The Mudcat Café TM
Thread #40381   Message #578133
Posted By: lamarca
23-Oct-01 - 12:26 PM
Thread Name: FSGW Getaway 2001 Memories
Subject: RE: FSGW Getaway 2001 Memories
Well, for a lapsed Mudcatter, the Getaway was a fun way to meet the faces behind the posts...but, just a "little" bit of dissent from the completely rosy posts above...

I've been coming to Getaways since '85 or '86, and though I'm also a 'Catter (or have been at times), I and a few others from FSGW who aren't on the Mudcat did have a bit of a "strangers at our own party" feeling.
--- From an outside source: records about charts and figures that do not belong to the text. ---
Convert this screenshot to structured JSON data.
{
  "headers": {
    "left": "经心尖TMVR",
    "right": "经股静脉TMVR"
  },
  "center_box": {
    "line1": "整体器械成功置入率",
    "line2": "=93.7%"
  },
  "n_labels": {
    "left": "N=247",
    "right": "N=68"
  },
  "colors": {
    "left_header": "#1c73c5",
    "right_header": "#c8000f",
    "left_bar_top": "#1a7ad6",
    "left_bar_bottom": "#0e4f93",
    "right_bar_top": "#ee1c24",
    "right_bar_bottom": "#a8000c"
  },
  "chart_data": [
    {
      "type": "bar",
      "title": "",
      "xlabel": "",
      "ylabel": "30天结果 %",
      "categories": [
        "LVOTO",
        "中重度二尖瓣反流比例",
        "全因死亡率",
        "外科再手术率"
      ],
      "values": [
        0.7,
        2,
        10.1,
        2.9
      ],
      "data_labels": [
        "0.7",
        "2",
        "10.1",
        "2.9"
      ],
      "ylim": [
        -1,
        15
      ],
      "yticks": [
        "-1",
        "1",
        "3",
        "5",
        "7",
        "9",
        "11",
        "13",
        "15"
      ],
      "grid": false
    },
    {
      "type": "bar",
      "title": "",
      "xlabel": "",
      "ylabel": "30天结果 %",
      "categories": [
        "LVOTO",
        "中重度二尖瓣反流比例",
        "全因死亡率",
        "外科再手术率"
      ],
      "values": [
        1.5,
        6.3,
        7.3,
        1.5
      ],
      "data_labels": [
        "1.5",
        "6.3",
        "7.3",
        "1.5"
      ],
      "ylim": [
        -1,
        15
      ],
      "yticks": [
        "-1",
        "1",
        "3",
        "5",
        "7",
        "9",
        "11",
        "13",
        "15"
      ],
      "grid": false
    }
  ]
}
I was a daytripper this year, so didn't get to share the wonderful singing after hours that always goes on; I don't know how "integrated" those sessions were.

I realize that it's a mixed blessing; as the folks in the FSGW get older, have kids with soccer practice, jobs with deadlines, etc, it's been harder for the Society to find folks willing and able to organize, run and attend our events. The influx of new folks from the Mudcat has given the Getaway a welcome boost both financially and in song and musical diversity.

I guess it's just incipient Old Fogey-hood that makes me yearn for the days of MY first Getaways at Camp Letts, listening to Jonathan Eberhart and Barbara Karns jamming in Letts Lodge, eating Pete the Spy's latest (and always late) dinner extravaganza; hearing "Tubas in the Moonlight" from Marv and Kathy Reitz's jugband; Dave Olive performing as "Blind Harry Palms" doing a blues guitar and gaeda duet with Mark Gilston on "Please Don't Play A11"; someone who shall remain nameless setting fire to Dick Rodgers cheat sheet for the 40-something verse ballad he was trying to perform, Bob Hitchcock and the Cockettes doing "I Got Stoned and I Missed It" at the Sunday concert, and the debut of the Yorkist Ballad Charade Society, in which Sue West and I had supporting roles as Lord Randall's dead dogs...

Those days are gone; I hope that both Mudcatters and FSGW are forging new communal memories to share in the years to come. I would just like to second DeanC above, and suggest that mentioning non-Catters you shared songs with by name is one more way to widen the circle of friends. If someone on the Cat comes to DC from out of town and sees a name they heard about on Mudcat, that spark of familiarity can start a new round of sharing.